Petani KUR Klaster Kopi Dairi Tanam Kopi Serentak

Petani Desa Perjuangan menanam kopi di tanaman sela. (Foto/Iwan).

DAIRI, Sumbul – nduma.id

Pemerintah Kabupaten Dairi, Sumatera Utara bersama Petani KUR Klaster Kopi menggelar tanam Kopi bersama di lahan 7 Hektar, bekerja sama dengan Bank Sumut, Dairi Agro Sejahtera, Dairi Agri Farm Sidikalang dan Offtaker.

Di Desa Perjuangan Kecamatan Sumbul, penanaman dilakukan di lahan 1 Hektar milik Osmar Simbolon, Menti Siburian.

Tanam bersama ini merupakan bagian dari program menanam 5 Ribu Hektar Kopi dan pembagian satu juta bibit kopi kepada petani.

Harapannya Program ini bisa membangkitkan kembali kejayaan Kopi Sidikalang untuk meningkatkan pendapatan dan kesejahteraan petani kopi.

 “Kopi Sidikalang itu termasyur dan menghidupi keluarga kita selama ini. Saat ini kita membangun gerakan ekosistem pertanian yang menguntungkan kepada petani,” Kata Bupati Dairi, Selasa (12/72022).

Terkait kelangkaan pupuk, bupati mengatakan itu terjadi di seluruh Indonesia secara umum. Walaupun ada harga tinggi, dan itu karena dampak covid dan perang yang mengganggu jalur pengiriman bahan baku.

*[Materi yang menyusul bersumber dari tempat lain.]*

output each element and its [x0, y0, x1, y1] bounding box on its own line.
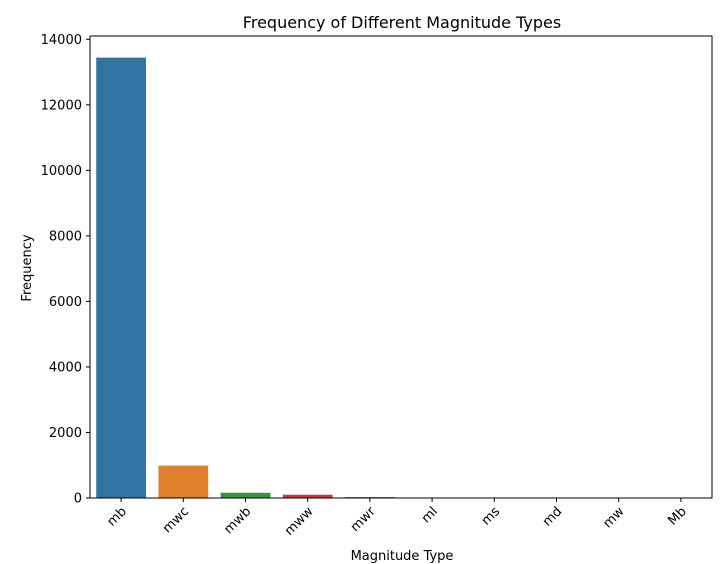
x-tick-label-mw: mw: [600, 504, 627, 531]
x-tick-label-md: md: [540, 504, 565, 529]
y-tick-label: 10000: [41, 164, 82, 179]
bar-mwc: [158, 465, 209, 498]
bar-mww: [282, 494, 333, 498]
bar-mwb: [220, 492, 271, 498]
y-tick-label: 6000: [49, 295, 82, 310]
y-axis-label: Frequency: [20, 234, 35, 301]
x-tick-label-mww: mww: [282, 504, 317, 539]
x-tick-label-mwr: mwr: [348, 504, 379, 535]
plot-frame: [89, 35, 713, 499]
bar-mb: [96, 57, 146, 498]
y-tick-label: 0: [74, 492, 82, 507]
x-tick-label-ml: ml: [419, 504, 441, 526]
y-tick-label: 2000: [49, 426, 82, 441]
x-tick-label-mb: mb: [105, 504, 130, 529]
y-tick-label: 12000: [41, 98, 82, 113]
bars-group: [96, 57, 706, 498]
x-tick-label-Mb: Mb: [665, 504, 689, 528]
y-tick-label: 8000: [49, 229, 82, 244]
x-axis: mb mwc mwb mww mwr ml ms md mw Mb: [105, 498, 690, 539]
chart-title: Frequency of Different Magnitude Types: [243, 13, 561, 32]
x-tick-label-mwc: mwc: [160, 504, 192, 536]
x-tick-label-mwb: mwb: [221, 504, 254, 537]
y-axis: 0 2000 4000 6000 8000 10000 12000 14000: [41, 33, 90, 507]
x-axis-label: Magnitude Type: [351, 549, 454, 564]
y-tick-label: 4000: [49, 360, 82, 375]
y-tick-label: 14000: [41, 33, 82, 48]
x-tick-label-ms: ms: [479, 504, 504, 529]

Karena itu pemerintah membantu dengan permodalan, perbankan diperintahkan presiden memberikan pinjaman dengan subsidi bunga rendah.

“Dan yang kita lakukan tanam ini bagian dari program itu. Saat ini berbagai bantuan sudah di berikan kepada petani kopi, mulai dari bantuan bibit, Pupuk, Pendampingan kelompok, dan Bantuan Permodalan melalui Kredit Usaha Rakyat Klaster Kopi sampai nanti pemasarannya dengan jaminan harga,” sebut Bupati.

Bupati mengajak agar petani saling bekerja sama dengan pemerintah dan Sateke holder.

“Kita harus kerjasama pemerintah pusat, daerah dan petani. Masing-masing punya tugas. Petani tugas dilapangan, kami menyiapkan lain-lain. Butuh bibit kami siapkan yang unggul, butuh modal kami siapkan, butuh penjualan kami siapkan pembelinya. Kalau ini berhasil berarti sudah siaplah tugas saya,” tandas Eddy.

Bupati dairi menanam bibit kopi di lahan warga. (Foto/Iwan)

Kepala Dinas Pertanian Ketahanan Pangan dan Perikanan Robot Simanullang mengatakan KUR Klaster menjadi program yang di tinggu. Hanya saja ada keterbatasan petani mendapatkan program ini seperti lahan dan pinjaman yang terikat.

“Antusias petani kita cukup tinggi disini. Kami berharap ini terus berlangsung di desa dan kecamatan lain. Selain Kopi, kita juga tanam bersama di Tigalingga untuk KUR Klaster Jagung,” kata Robot.

Acara ditutup dengan tanya jawab petani dan Bupati Dairi.